Trumpeter Steph Richards has recorded a love letter to New York City, filling it with all the rhythms of the night.  Take the Neon Lights will be out March 1 on Birdwatcher Records, just in time for the flocks to return from their southern migration.  In contrast to Richards, Nate Wooley‘s Columbia Icefield demonstrates just how different two trumpet albums can be.  Inspired by the glacial feature of the same name, Wooley presents a sprawling meditation on humanity and the breadth of nature (Northern Spy, February 22).  Guitarist Bill Wells pairs with tuba player Danielle Price on The Sensory Illusions, an accessible album with a happy vibe (Karaoke Kalk, January 18), while sax features strongly on At the Hill of James Magee, presented by the duo of John Butcher and Joe McPhee (Trost, January 18).  Guitar, sax and clarinet make their homes on the jazzy, finger-snapping Melon Shades, a self-titled release from Shawn Russell and Henry Raker; a mouse eats cantaloupe on the cover, and the music is similarly playful (January 11).  Sax, trumpet and farm animals meet on the highly unusual Is the Belly/In the Belly, from Is In Unsamble; the album also features whistling, radio waves and cowbell (Gilgonko, February 1).  And the Post-Haste Reed Duo melds sax and bassoon, exuding a playful vibe; Donut Robot! is out February 15 on Aerocade.

 

Electro-acoustic

Angelo Bello collects the best selections from the long-running GENDYN series on GENDYN Suite.
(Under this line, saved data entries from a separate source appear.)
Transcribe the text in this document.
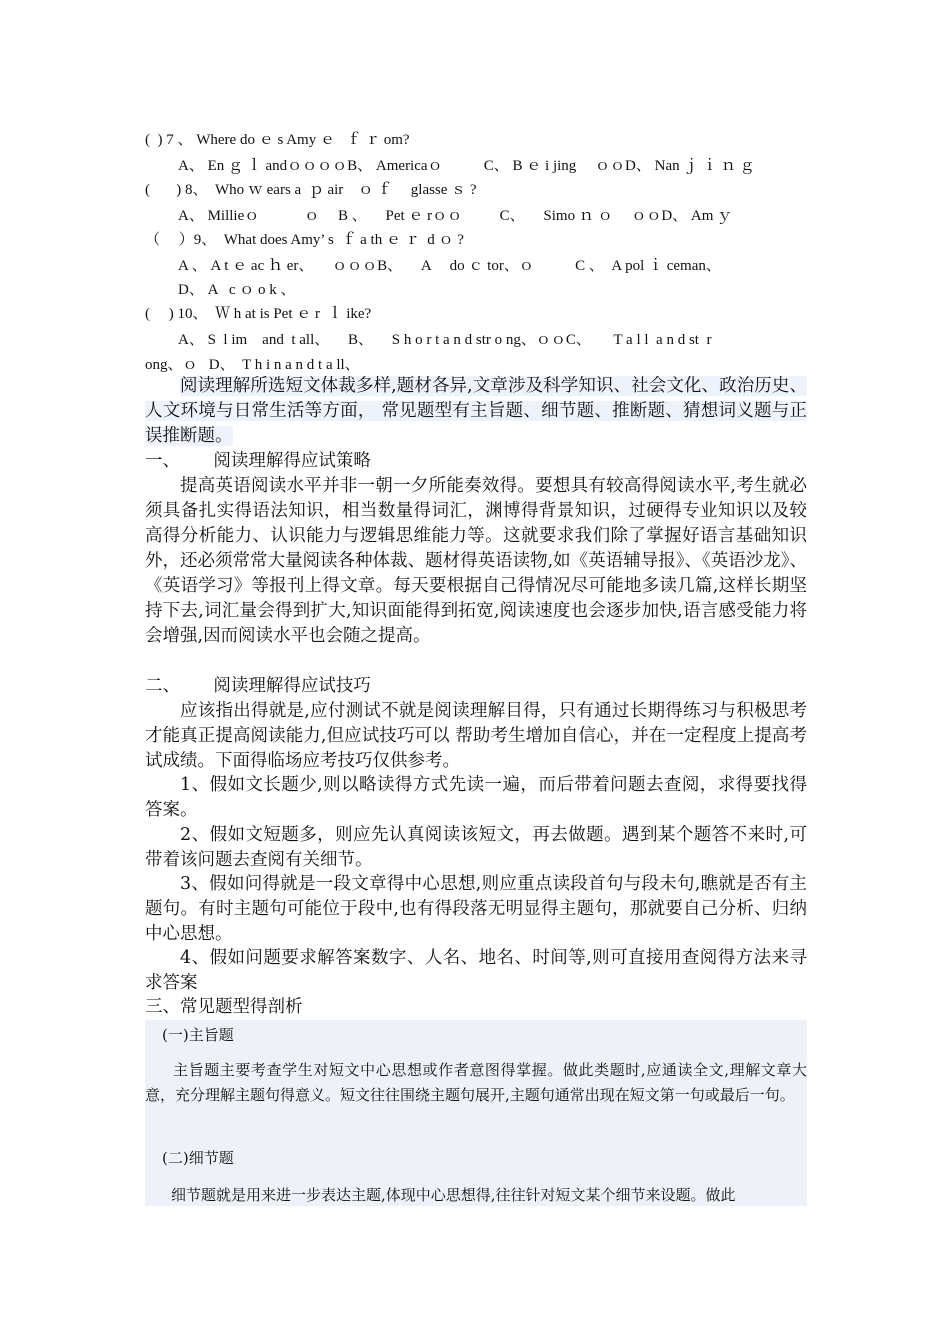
(  ) 7 、 Where do ｅ s Amy ｅ   ｆ ｒ om?
A、 En ｇ ｌ andｏｏｏｏB、 Americaｏ           C、 B ｅ i jing     ｏｏD、 Nan ｊ ｉ ｎ ｇ
(       ) 8、  Who ｗ ears a  ｐ air    ｏ ｆ     glasse ｓ ?
A、 Millieｏ            ｏ     B 、     Pet ｅ rｏｏ          C、     Simo ｎ ｏ     ｏｏD、 Am ｙ
（     ）9、  What does Amy’ s  ｆ a th ｅ ｒ  d ｏ ?
A 、 A t ｅ ac ｈ er、     ｏｏｏB、     A     do ｃ tor、ｏ           C 、  A pol ｉ ceman、
D、 A   c ｏ o k 、
(     ) 10、  Ｗ h at is Pet ｅ r  ｌ ike?
A、 S  l im    and  t all、     B、     S h o r t a n d str o ng、ｏｏC、      T a l l  a n d st  r
ong、ｏ   D、  T h i n a n d t a ll、
阅读理解所选短文体裁多样,题材各异,文章涉及科学知识、社会文化、政治历史、人文环境与日常生活等方面， 常见题型有主旨题、细节题、推断题、猜想词义题与正误推断题。
一、      阅读理解得应试策略
提高英语阅读水平并非一朝一夕所能奏效得。要想具有较高得阅读水平,考生就必须具备扎实得语法知识，相当数量得词汇，渊博得背景知识，过硬得专业知识以及较高得分析能力、认识能力与逻辑思维能力等。这就要求我们除了掌握好语言基础知识外，还必须常常大量阅读各种体裁、题材得英语读物,如《英语辅导报》、《英语沙龙》、《英语学习》等报刊上得文章。每天要根据自己得情况尽可能地多读几篇,这样长期坚持下去,词汇量会得到扩大,知识面能得到拓宽,阅读速度也会逐步加快,语言感受能力将会增强,因而阅读水平也会随之提高。
二、      阅读理解得应试技巧
应该指出得就是,应付测试不就是阅读理解目得，只有通过长期得练习与积极思考才能真正提高阅读能力,但应试技巧可以 帮助考生增加自信心，并在一定程度上提高考试成绩。下面得临场应考技巧仅供参考。
1、假如文长题少,则以略读得方式先读一遍，而后带着问题去查阅，求得要找得答案。
2、假如文短题多，则应先认真阅读该短文，再去做题。遇到某个题答不来时,可带着该问题去查阅有关细节。
3、假如问得就是一段文章得中心思想,则应重点读段首句与段未句,瞧就是否有主题句。有时主题句可能位于段中,也有得段落无明显得主题句，那就要自己分析、归纳中心思想。
4、假如问题要求解答案数字、人名、地名、时间等,则可直接用查阅得方法来寻求答案
三、常见题型得剖析
(一)主旨题
主旨题主要考查学生对短文中心思想或作者意图得掌握。做此类题时,应通读全文,理解文章大意，充分理解主题句得意义。短文往往围绕主题句展开,主题句通常出现在短文第一句或最后一句。
(二)细节题
细节题就是用来进一步表达主题,体现中心思想得,往往针对短文某个细节来设题。做此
The title is an abbreviation of Generative Dynamics, and exposes the algorithmic process behind the composition.  The album will be released January 15 on Elli Records.  Benjamin Finger, James Plotkin and Mia Zabelka combine their creative energies on the diversified Pleasure-Voltage, which builds upon a base of drone with piano, e-violin and glitch (Karlrecords, January 18).  Frans de Waard, Richard Youngs and Peter Johan Nyland record sans electricity on Onder/Stroom, but one can’t tell when listening; batteries were present, but not amplification.  The album includes both mixes and remixes (Moving Furniture, January 17).  Seeking an additional layer of sound, Hans Castrup asked Carla Worgull to provide some “overtone singing and other ways of vocalization” on Heterogenous Cell Information, the artist’s third album on Karlrecords.  The artist keeps growing decade after decade (March 15).  Hugh Marsh uses abraded loops to mangle the sound of the violin on Violinvocations, making it sound like something between a human voice and a trumpet.  Fans of Ian William Craig should investigate immediately (Western Vinyl, February 15).  And Philip Sulidae’s year-old Hemisphare label returns with a trio of releases: Jay Dea Lopez’ Pulse, Modelbau‘s The Invaders and Bruno Duplant‘s Chants du Memorie are all expected to appear in early 2019.

 

The Truth Is Out There

Sun Araw Trio XIII goes off the rails on the psychedelic Activated Clown. There’s a day side and a night side, and the album is inspired by sci-fi movies and fueled by coffee and sausage.  We don’t expect to hear it on the morning drive (NNA Tapes, January 11).  Aches Zepezauer collects 158 45-second recordings from artists as diverse as Rhodri Davies and Simon Whetham, and runs them through a Slotmachine.  This is about as weird as it gets, a further expansion of Gruenrekorder, designed for the disorientation of Las Vegas’ neon lights (February 1).